The delays inherent in the legislative process could give the banking lobby time to muster formidable opposition, especially in the Senate — just as the industry has been able to stall and weaken the administration’s initiative to tighten regulation of the financial system.
But in such fights, smaller community banks are the more influential force, given their presence in nearly every lawmaker’s district. By exempting smaller banks from the tax, the administration divided the industry lobby and left less popular big banks on their own.
Some bankers acknowledged that the tax might be acceptable if it headed off tougher measures, like a bonus tax. It also would not have a huge impact on the biggest firms’ bottom lines. Still, lobbyists are mobilizing.
“This tax is strictly political,” said Steve Bartlett, chief executive of the Financial Services Roundtable, which represents the largest banking, insurance and investment companies.
The tax would apply to about 50 companies and would impose the greatest burden on firms that rely less on customer deposits.
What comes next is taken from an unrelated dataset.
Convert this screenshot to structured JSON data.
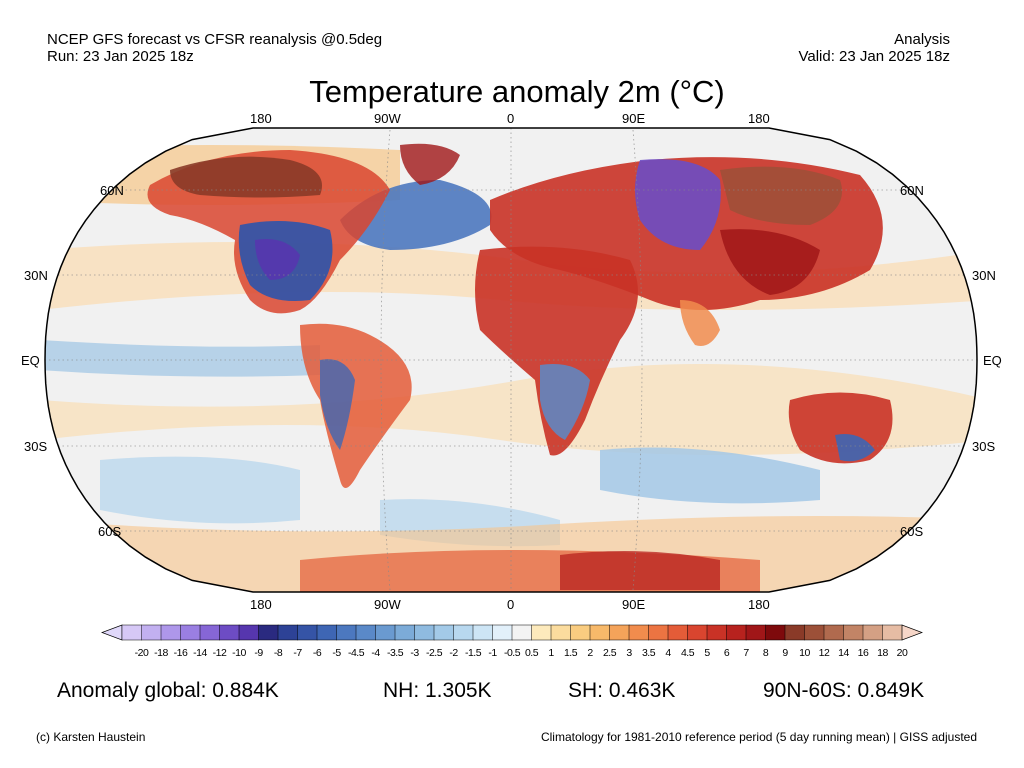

Citigroup could face a $2.2 billion annual assessment, according to an analysis by Concept Capital in Washington; JPMorgan Chase and Bank of America might each pay close to $2 billion. Goldman Sachs and Morgan Stanley would also pay similarly high assessments.
“The irony is it hurts the weaker banks more than the stronger banks,” said Meredith Whitney, a prominent financial services analyst. “To think that it won’t come out of consumers and businesses is mistaken.”
The tax would amount to about $1.5 million for every $1 billion in bank assets subject to the fee. It would apply to all of a company’s assets except for what is known as a bank’s Tier 1 capital, including common stock, or its insured deposits from savers, for which banks already pay a fee to the Federal Deposit Insurance Corporation.